Playing the buffoon, Eusebius suggests that
Vico is a hidden Jew. Due to a ban on Jews in Naples, Vico keeps his identity
and origin secret. His aquiline nose, his father's profession as a bookseller,
and his name, perhaps alluding in a traditionally Jewish manner to his
forebear's provenance ("the Marquisate of Vico") buttress this sportive
suggestion. More importantly, Vico's separation of sacred history and the Five
Books of Moses from his new science points to a deeper reasoning.
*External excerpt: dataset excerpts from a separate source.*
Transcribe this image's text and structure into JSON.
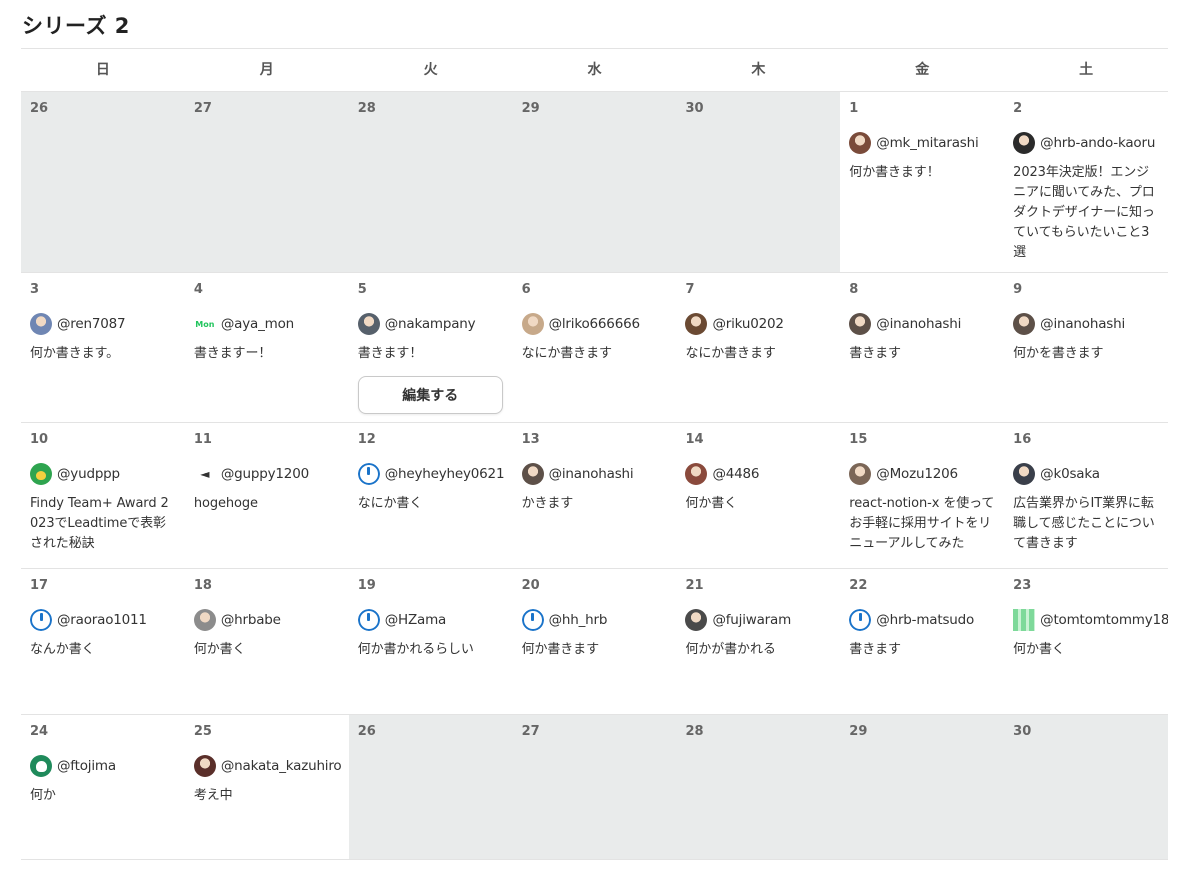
{
  "page": {
    "title": "シリーズ 2"
  },
  "calendar": {
    "weekday_headers": [
      "日",
      "月",
      "火",
      "水",
      "木",
      "金",
      "土"
    ],
    "edit_button_label": "編集する",
    "weeks": [
      [
        {
          "date": "26",
          "empty": true
        },
        {
          "date": "27",
          "empty": true
        },
        {
          "date": "28",
          "empty": true
        },
        {
          "date": "29",
          "empty": true
        },
        {
          "date": "30",
          "empty": true
        },
        {
          "date": "1",
          "handle": "@mk_mitarashi",
          "title": "何か書きます！",
          "avatar": "portrait-avatar",
          "avatar_color": "#7a4b3a"
        },
        {
          "date": "2",
          "handle": "@hrb-ando-kaoru",
          "title": "2023年決定版！エンジニアに聞いてみた、プロダクトデザイナーに知っていてもらいたいこと3選",
          "avatar": "portrait-avatar",
          "avatar_color": "#2b2b2b"
        }
      ],
      [
        {
          "date": "3",
          "handle": "@ren7087",
          "title": "何か書きます。",
          "avatar": "portrait-avatar",
          "avatar_color": "#6f86b3"
        },
        {
          "date": "4",
          "handle": "@aya_mon",
          "title": "書きますー！",
          "avatar": "logo-text-avatar",
          "avatar_color": "#22c55e",
          "avatar_text": "Mon"
        },
        {
          "date": "5",
          "handle": "@nakampany",
          "title": "書きます！",
          "avatar": "portrait-avatar",
          "avatar_color": "#56606b",
          "editable": true
        },
        {
          "date": "6",
          "handle": "@lriko666666",
          "title": "なにか書きます",
          "avatar": "animal-avatar",
          "avatar_color": "#c7a98a"
        },
        {
          "date": "7",
          "handle": "@riku0202",
          "title": "なにか書きます",
          "avatar": "portrait-avatar",
          "avatar_color": "#6b4a33"
        },
        {
          "date": "8",
          "handle": "@inanohashi",
          "title": "書きます",
          "avatar": "portrait-avatar",
          "avatar_color": "#5d5048"
        },
        {
          "date": "9",
          "handle": "@inanohashi",
          "title": "何かを書きます",
          "avatar": "portrait-avatar",
          "avatar_color": "#5d5048"
        }
      ],
      [
        {
          "date": "10",
          "handle": "@yudppp",
          "title": "Findy Team+ Award 2023でLeadtimeで表彰された秘訣",
          "avatar": "duck-avatar",
          "avatar_color": "#2ea44f"
        },
        {
          "date": "11",
          "handle": "@guppy1200",
          "title": "hogehoge",
          "avatar": "fish-icon",
          "avatar_color": "#ffffff"
        },
        {
          "date": "12",
          "handle": "@heyheyhey0621",
          "title": "なにか書く",
          "avatar": "power-icon",
          "avatar_color": "#1a73c9"
        },
        {
          "date": "13",
          "handle": "@inanohashi",
          "title": "かきます",
          "avatar": "portrait-avatar",
          "avatar_color": "#5d5048"
        },
        {
          "date": "14",
          "handle": "@4486",
          "title": "何か書く",
          "avatar": "portrait-avatar",
          "avatar_color": "#8a4a3c"
        },
        {
          "date": "15",
          "handle": "@Mozu1206",
          "title": "react-notion-x を使ってお手軽に採用サイトをリニューアルしてみた",
          "avatar": "portrait-avatar",
          "avatar_color": "#7b6657"
        },
        {
          "date": "16",
          "handle": "@k0saka",
          "title": "広告業界からIT業界に転職して感じたことについて書きます",
          "avatar": "portrait-avatar",
          "avatar_color": "#3a3f4a"
        }
      ],
      [
        {
          "date": "17",
          "handle": "@raorao1011",
          "title": "なんか書く",
          "avatar": "power-icon",
          "avatar_color": "#1a73c9"
        },
        {
          "date": "18",
          "handle": "@hrbabe",
          "title": "何か書く",
          "avatar": "portrait-avatar",
          "avatar_color": "#8c8c8c"
        },
        {
          "date": "19",
          "handle": "@HZama",
          "title": "何か書かれるらしい",
          "avatar": "power-icon",
          "avatar_color": "#1a73c9"
        },
        {
          "date": "20",
          "handle": "@hh_hrb",
          "title": "何か書きます",
          "avatar": "power-icon",
          "avatar_color": "#1a73c9"
        },
        {
          "date": "21",
          "handle": "@fujiwaram",
          "title": "何かが書かれる",
          "avatar": "portrait-avatar",
          "avatar_color": "#4a4a4a"
        },
        {
          "date": "22",
          "handle": "@hrb-matsudo",
          "title": "書きます",
          "avatar": "power-icon",
          "avatar_color": "#1a73c9"
        },
        {
          "date": "23",
          "handle": "@tomtomtommy18",
          "title": "何か書く",
          "avatar": "pixel-avatar",
          "avatar_color": "#7ed99a"
        }
      ],
      [
        {
          "date": "24",
          "handle": "@ftojima",
          "title": "何か",
          "avatar": "skull-icon",
          "avatar_color": "#1f8a5b"
        },
        {
          "date": "25",
          "handle": "@nakata_kazuhiro",
          "title": "考え中",
          "avatar": "portrait-avatar",
          "avatar_color": "#5a2f2a"
        },
        {
          "date": "26",
          "empty": true
        },
        {
          "date": "27",
          "empty": true
        },
        {
          "date": "28",
          "empty": true
        },
        {
          "date": "29",
          "empty": true
        },
        {
          "date": "30",
          "empty": true
        }
      ]
    ]
  }
}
Removed from its fictional context, Gimpel's
proposal merits consideration.2 What would support a conjecture of Vico as a
hidden Jew, perhaps of Converso (pejoratively called Marrano) descent? The
seventeenth-century Italy of Vico's birth was home to many Jews who had fled
the Spanish and Portuguese Inquisitions. Often these families had converted to
Catholicism while retaining practices, memory, or at least a deep respect for
the tradition from which they had been coerced. For survival, generations
practiced masking to avoid detection exemplified, perhaps, by Vico's pains to
court the clergy's good opinion while writing a philosophy sufficiently
ambivalent about Christianity to generate controversy to this day. A Converso
born of Sephardic descent might comfortably value philosophy over Christianity
while placing Judaism, even recast, above both. He might consider Christianity,
unlike Judaism, a ricorso phenomenon, while incorporating enough ambiguity in
his linkage of the former with the latter to avoid the suspicion of Church
authorities. His piety would be unfeigned but hidden from the casual reader,
without being esoteric. The political experience of his forebears might lead
him to concentrate upon the civil aspect of gentile religion, and his family's
religious origin might accentuate the general lack of emphasis upon the person
of Jesus in his account of Christianity. Perhaps the internal conflict
experienced by a man of integrity practicing necessary duplicity would engender
a melancholic attitude and would lead him to a different regard upon the
gentile culture into which his family had been subsumed, in contrast to the now
somewhat idealized religion of his family's past. By carrying Gimpel's
suggestion through, one might arrive at a Vico situated existentially between
pagan philosophy, Christianity, and the Hebrews, unable to assume fully any of
these identitites, but qualified to offer a unique philosophic perspective
which triangulates between the three. It may never be provable, but if Gimpel's
playful conjecture were true, one might imagine Vico pleased that the
suggestion arises from a poet, albeit of the human age. Like Bezalel the
Milkman, Vico may make more sense when seen differently than he appears.
Notes
- Nun ben Avraham, Sipurim Yerushalmiyim, cited in Nosson
Sherman, et al., Shavuos: Its Observance, Laws and Significance (Brooklyn, NY:
Mesorah publications, Ltd. 1995), 137-38.
- For background to the following discussion, see Frederick
R. Marcus, "Vico and the Hebrews," New Vico Studies 13 (1995), 14-32.